General manager Ted Thompson said it right off the bat.
In response to the very first question during his press conference last night immediately after the selection of first-round draft choice Derek Sherrod, Thompson said, "I'm happy about it. We think it's really good value to get a big man that late in the first round that we feel he can come in and help us.
"Where he's going to play, I don't know. But I know this: You can never have enough big men. The more run blockers, the more pass blockers we have, the better off we'll do."
Where Sherrod will play in 2011 with Chad Clifton still around in unknown. But make no bones about it, the rookie from Mississippi State is the ideal left tackle of the the post-Clifton era, whenever that will be.
Some teams spend an outrageous amount of money for the stability of a franchise left tackle.
The Cleveland Browns spent the third overall selection in the 2007 Draft to take Joe Thomas. They signed him to a five-year deal worth $42.5 million that is actually a six-year contract that includes a clause that allows him to void the sixth year.
The following year the Miami Dolphins took Jake Long with the first overall pick in the Draft and signed him to a five-year $57.75 million deal.
Sherrod will very likely sign a contract comparable to what cornerback Patrick Robinson signed with the New Orleans Saints last season when he was the 32nd pick in the first round of the 2010 Draft.
Robinson inked a contract paying him $12 million over five years.
There may very well be a new rookie wage scale that will make the money given to the top 15 or so players drafted a little more manageable before they even play a down in the NFL as part of a new collective bargaining agreement.

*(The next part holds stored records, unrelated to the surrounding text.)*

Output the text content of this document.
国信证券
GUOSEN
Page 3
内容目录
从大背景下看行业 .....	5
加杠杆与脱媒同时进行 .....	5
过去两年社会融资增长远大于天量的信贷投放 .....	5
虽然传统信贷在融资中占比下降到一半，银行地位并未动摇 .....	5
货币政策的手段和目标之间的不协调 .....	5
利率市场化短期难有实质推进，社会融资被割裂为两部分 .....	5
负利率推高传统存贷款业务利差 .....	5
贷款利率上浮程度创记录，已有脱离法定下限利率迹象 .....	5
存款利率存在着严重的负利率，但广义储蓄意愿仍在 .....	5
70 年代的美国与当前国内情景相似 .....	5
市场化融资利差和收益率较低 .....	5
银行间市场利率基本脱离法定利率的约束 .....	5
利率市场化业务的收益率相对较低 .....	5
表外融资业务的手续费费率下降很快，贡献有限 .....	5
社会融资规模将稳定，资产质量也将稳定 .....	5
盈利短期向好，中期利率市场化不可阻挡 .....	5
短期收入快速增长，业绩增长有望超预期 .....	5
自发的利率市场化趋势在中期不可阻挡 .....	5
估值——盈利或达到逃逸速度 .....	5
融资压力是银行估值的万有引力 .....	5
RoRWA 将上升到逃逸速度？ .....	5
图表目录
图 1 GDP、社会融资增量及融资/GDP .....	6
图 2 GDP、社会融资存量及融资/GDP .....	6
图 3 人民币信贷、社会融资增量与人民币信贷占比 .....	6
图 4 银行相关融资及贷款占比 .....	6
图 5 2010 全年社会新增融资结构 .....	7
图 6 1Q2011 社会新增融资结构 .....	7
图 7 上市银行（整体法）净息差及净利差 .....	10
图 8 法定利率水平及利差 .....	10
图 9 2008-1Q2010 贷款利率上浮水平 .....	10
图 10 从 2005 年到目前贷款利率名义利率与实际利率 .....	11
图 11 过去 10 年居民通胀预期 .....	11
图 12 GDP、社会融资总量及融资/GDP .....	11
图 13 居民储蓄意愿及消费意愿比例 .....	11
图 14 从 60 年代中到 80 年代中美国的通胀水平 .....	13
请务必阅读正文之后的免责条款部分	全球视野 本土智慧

But for the time being, the Packers will have gotten a tremendous value in Sherrod as long as he lives up to the first-round billing.
There's a lot of projection made with any rookie in the NFL, but the hope in Green Bay is that Sherrod will be the heir apparent to Clifton protecting Aaron Rodgers' backside for the next decade.
If Sherrod becomes what the Packers hope he'll be, there's no doubt he'll be in line for a big pay raise when his rookie contract is up.
Until then, the Packers can only hope they got a steal.